Ewing and Muriel Kauffman Memorial Garden
“It’s very sad,” Hannah Wadke, one of the garden’s horticulturists, said Thursday. “We’re not super happy about it, but we are happy to continue the garden’s growth.”
In ideal conditions, a China Snow Peking lilac can live 40 to 50 years, generally considered hardy and weather resistant. But like other ornamental varieties, they can be stressed by sudden and severe cold snaps.
In Kansas City in late March, just as many ornamental trees were flowering, temperatures fluctuated wildly from a high of 95 degrees on March 26 to a low of 31 degrees two days later on the morning of March 28.
“I don’t know exactly what happened,” Wadke said of the trees. “They got old. They were declining in health. Some just did not grow after a certain amount. We had multiple dead trees actually in there.”
China Snow Peking lilac
The ground lining the allée is currently bare. But next week, Wadke said, a new line of 15-gallon Pink Pom Poms redbud trees, which bloom with a cluster of buds, are to be planted in their place.
“We are pretty excited to have them,” Wadke said. “Then we’ll also fill them in with some more shrubs and annuals.”

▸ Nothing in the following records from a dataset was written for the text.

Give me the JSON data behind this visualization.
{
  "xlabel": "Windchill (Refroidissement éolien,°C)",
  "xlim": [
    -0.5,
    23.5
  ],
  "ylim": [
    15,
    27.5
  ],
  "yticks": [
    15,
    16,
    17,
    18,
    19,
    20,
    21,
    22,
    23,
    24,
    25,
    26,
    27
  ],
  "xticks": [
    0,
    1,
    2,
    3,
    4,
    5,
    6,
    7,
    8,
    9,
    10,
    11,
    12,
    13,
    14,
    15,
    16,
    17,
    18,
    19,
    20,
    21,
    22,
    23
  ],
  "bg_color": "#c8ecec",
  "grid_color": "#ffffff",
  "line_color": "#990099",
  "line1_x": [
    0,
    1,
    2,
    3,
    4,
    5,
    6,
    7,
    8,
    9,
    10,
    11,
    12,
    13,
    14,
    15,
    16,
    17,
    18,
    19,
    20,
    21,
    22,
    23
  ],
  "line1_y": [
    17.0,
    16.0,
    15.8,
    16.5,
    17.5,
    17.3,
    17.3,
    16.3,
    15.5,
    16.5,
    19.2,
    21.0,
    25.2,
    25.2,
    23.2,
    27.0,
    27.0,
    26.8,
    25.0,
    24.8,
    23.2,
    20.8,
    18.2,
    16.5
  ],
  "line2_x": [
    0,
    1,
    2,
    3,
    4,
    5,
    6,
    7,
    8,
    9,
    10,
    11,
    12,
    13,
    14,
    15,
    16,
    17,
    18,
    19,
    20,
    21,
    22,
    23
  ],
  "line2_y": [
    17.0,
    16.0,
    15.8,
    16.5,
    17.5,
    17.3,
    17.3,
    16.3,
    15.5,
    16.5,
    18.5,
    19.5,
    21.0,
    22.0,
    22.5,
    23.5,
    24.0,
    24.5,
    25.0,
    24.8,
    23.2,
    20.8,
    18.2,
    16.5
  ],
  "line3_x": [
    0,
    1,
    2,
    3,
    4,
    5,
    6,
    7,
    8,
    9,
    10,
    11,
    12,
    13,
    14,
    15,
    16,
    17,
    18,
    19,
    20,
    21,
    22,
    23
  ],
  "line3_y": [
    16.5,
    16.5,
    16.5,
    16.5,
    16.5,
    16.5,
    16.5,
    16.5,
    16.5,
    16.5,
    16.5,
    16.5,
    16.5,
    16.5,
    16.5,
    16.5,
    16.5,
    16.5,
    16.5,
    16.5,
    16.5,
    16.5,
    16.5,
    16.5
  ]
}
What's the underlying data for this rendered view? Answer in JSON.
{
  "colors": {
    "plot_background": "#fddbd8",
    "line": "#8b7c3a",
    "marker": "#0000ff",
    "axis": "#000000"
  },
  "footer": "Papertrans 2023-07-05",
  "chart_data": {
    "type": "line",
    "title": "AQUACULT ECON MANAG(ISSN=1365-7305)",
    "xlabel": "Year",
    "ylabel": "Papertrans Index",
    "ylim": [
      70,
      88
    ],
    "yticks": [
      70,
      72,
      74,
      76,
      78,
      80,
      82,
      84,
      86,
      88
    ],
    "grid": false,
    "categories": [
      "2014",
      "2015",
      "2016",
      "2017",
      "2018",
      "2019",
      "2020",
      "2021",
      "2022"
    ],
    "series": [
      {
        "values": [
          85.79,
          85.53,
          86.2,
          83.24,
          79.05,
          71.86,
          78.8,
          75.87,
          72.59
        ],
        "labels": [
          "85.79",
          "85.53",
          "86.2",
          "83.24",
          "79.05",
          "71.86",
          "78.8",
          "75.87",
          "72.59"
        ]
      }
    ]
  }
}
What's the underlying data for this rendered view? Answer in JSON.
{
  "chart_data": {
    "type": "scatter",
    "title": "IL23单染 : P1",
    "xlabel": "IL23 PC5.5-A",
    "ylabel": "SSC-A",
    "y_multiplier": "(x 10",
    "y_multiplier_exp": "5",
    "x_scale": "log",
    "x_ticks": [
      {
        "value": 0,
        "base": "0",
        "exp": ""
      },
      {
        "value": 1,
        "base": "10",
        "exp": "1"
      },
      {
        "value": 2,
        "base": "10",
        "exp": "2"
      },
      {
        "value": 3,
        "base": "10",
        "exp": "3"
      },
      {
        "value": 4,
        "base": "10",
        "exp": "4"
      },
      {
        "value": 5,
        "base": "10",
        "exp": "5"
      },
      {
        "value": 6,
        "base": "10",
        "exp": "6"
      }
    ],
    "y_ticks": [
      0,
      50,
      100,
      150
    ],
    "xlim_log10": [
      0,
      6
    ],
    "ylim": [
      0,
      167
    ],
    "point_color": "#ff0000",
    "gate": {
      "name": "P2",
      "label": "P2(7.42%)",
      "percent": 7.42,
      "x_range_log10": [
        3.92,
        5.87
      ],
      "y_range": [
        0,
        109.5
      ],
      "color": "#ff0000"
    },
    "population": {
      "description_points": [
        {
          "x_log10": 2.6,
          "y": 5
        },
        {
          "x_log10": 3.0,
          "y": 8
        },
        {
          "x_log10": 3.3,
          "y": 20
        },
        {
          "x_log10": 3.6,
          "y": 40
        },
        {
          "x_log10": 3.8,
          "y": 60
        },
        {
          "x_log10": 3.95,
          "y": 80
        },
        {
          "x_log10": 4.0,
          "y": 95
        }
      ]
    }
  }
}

On Thursday, the rest of the garden was in full flourish with its potted Calamondin orange trees, the Meyer lemon, the line of Japanese flowering crab apples, the southern magnolias, bell flowers, hydrangeas, ferns, allium, spiraea and copious other shrubs, flowers and trees.
The Muriel McBrien Kauffman Family Foundation oversees the garden. The foundation is primarily committed to supporting the arts, whereas The Ewing Marion Kauffman Foundation is primarily focused on economic mobility, entrepreneurship and education.
Ewing and Muriel Kauffman
The memorial garden, which is free and open to the public daily from 8 a.m. to 7 p.m., is also the final resting place of the Kauffmans. Ewing Kauffman, who built the pharmaceutical company, Marion Labs, into a multibillion-dollar business, was also the founder, in 1969, of the Kansas City Royals.
Ewing Kauffman, who died on Aug, 1, 1993 at age 76, is buried on the garden’s grounds alongside his spouse, who died on March 17, 1995, at age 78.